Preventing it from coming back

The durable fix is to stop fighting spores and manage the air the way the plant experiences it across the whole cycle. Hold VPD in the productive band during the day, push it toward the higher end (1.2–1.5 kPa) in late flower where the tissue is densest and most valuable, and — above all — defend the lights-off transition with aggressive, anticipatory dehumidification, real airflow into the canopy interior, and gentle temperature ramps that never let the leaf outrun the room to the dew point.
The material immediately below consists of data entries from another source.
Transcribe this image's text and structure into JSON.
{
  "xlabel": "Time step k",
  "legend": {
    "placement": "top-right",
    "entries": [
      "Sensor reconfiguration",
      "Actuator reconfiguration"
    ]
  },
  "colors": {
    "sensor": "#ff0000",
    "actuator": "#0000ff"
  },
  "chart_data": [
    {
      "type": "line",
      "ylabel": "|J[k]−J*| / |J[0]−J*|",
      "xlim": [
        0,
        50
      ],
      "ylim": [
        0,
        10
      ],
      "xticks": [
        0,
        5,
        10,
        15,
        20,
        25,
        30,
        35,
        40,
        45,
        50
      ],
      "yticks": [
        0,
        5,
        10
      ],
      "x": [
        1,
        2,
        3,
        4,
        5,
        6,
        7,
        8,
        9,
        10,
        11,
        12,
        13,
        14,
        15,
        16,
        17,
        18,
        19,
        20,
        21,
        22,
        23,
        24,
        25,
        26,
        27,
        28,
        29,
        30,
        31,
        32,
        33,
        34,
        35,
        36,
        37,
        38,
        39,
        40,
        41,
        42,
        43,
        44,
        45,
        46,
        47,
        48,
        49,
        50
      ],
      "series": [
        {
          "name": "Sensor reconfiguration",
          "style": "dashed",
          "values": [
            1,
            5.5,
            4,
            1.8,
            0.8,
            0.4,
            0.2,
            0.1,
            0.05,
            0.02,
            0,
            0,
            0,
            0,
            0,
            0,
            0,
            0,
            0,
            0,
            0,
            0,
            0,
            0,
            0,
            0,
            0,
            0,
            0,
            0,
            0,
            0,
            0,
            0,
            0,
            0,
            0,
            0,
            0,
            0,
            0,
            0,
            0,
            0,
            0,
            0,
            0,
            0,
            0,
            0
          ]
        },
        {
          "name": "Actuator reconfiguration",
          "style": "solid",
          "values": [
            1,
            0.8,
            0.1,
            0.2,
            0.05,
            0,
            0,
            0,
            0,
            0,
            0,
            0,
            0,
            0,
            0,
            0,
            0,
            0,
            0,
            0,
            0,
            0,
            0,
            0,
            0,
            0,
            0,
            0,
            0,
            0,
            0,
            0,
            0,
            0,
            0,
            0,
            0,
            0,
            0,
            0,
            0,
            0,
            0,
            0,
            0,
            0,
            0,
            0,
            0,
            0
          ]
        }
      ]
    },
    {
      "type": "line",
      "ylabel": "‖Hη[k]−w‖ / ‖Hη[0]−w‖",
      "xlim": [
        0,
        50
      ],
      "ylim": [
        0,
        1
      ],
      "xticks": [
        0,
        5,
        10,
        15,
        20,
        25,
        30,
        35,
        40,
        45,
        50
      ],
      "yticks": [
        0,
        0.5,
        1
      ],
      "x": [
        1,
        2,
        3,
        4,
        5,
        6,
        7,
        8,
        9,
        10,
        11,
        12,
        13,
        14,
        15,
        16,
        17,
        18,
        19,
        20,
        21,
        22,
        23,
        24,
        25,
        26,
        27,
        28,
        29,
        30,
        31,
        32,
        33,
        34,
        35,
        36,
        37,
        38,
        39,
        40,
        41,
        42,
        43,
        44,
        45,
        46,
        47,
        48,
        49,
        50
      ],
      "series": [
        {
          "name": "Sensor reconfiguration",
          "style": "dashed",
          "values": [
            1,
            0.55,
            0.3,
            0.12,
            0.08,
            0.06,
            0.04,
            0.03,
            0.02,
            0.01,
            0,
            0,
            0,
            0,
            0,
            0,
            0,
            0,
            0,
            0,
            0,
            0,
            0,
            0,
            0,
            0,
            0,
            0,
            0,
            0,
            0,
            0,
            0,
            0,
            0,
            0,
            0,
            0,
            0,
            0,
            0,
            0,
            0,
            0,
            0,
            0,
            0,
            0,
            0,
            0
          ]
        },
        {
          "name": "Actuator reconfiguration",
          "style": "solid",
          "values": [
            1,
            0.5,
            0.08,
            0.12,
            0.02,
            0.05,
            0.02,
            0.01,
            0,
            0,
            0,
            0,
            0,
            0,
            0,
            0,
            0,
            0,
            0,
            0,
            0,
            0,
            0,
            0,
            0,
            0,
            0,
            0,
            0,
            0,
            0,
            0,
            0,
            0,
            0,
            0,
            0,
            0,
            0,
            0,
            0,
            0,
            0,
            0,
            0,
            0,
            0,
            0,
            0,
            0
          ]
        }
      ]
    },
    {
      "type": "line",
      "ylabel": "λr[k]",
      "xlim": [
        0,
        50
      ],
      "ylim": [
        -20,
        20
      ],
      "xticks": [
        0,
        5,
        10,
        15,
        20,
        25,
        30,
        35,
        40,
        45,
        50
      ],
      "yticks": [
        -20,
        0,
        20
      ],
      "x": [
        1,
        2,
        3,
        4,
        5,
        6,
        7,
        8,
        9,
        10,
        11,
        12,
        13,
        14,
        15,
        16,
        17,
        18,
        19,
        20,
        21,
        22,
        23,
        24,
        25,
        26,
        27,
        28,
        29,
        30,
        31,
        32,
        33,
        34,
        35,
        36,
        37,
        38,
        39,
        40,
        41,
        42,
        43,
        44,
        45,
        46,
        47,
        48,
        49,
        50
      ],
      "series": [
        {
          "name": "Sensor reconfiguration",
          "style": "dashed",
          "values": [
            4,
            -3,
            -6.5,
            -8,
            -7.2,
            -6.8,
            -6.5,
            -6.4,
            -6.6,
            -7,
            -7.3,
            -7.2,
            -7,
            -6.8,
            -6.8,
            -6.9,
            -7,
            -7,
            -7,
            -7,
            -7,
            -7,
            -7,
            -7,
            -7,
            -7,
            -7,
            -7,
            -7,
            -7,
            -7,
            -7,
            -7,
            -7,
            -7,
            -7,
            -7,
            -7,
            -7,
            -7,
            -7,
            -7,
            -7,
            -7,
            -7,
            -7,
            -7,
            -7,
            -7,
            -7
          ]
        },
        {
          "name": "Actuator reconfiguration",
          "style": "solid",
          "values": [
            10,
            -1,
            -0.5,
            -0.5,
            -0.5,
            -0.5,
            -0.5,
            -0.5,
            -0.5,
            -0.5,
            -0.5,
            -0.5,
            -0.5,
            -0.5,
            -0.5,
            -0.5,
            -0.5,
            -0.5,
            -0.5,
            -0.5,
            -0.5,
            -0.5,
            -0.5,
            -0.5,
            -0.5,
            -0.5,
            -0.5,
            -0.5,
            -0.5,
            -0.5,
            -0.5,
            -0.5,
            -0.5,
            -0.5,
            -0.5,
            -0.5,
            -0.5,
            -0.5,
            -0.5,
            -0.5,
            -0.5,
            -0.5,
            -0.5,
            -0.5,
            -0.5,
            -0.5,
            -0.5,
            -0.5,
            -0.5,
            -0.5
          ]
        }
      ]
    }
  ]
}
Defoliating dense interiors and choosing airflow-friendly plant spacing remove the stagnant pockets where the room number stops describing the leaf. The science of VPD page covers the full mechanism — why the leaf cools faster than the air, and how to track VPD's trajectory instead of its snapshot so you catch the collapse before it condenses.

When the cause is elsewhere

Honesty matters, because not every mold is this mold:

  • If the coating is white and powdery on the surface, it's powdery mildew, and while the humidity discipline helps, the diagnosis and some of the controls differ.
  • If the rot is at the base or roots rather than the flower, look at irrigation and the root zone, not the aerial environment.
  • If mold appears after harvest, during drying or curing, the cause is humidity in your dry room, not your grow — a related problem with its own environmental fix.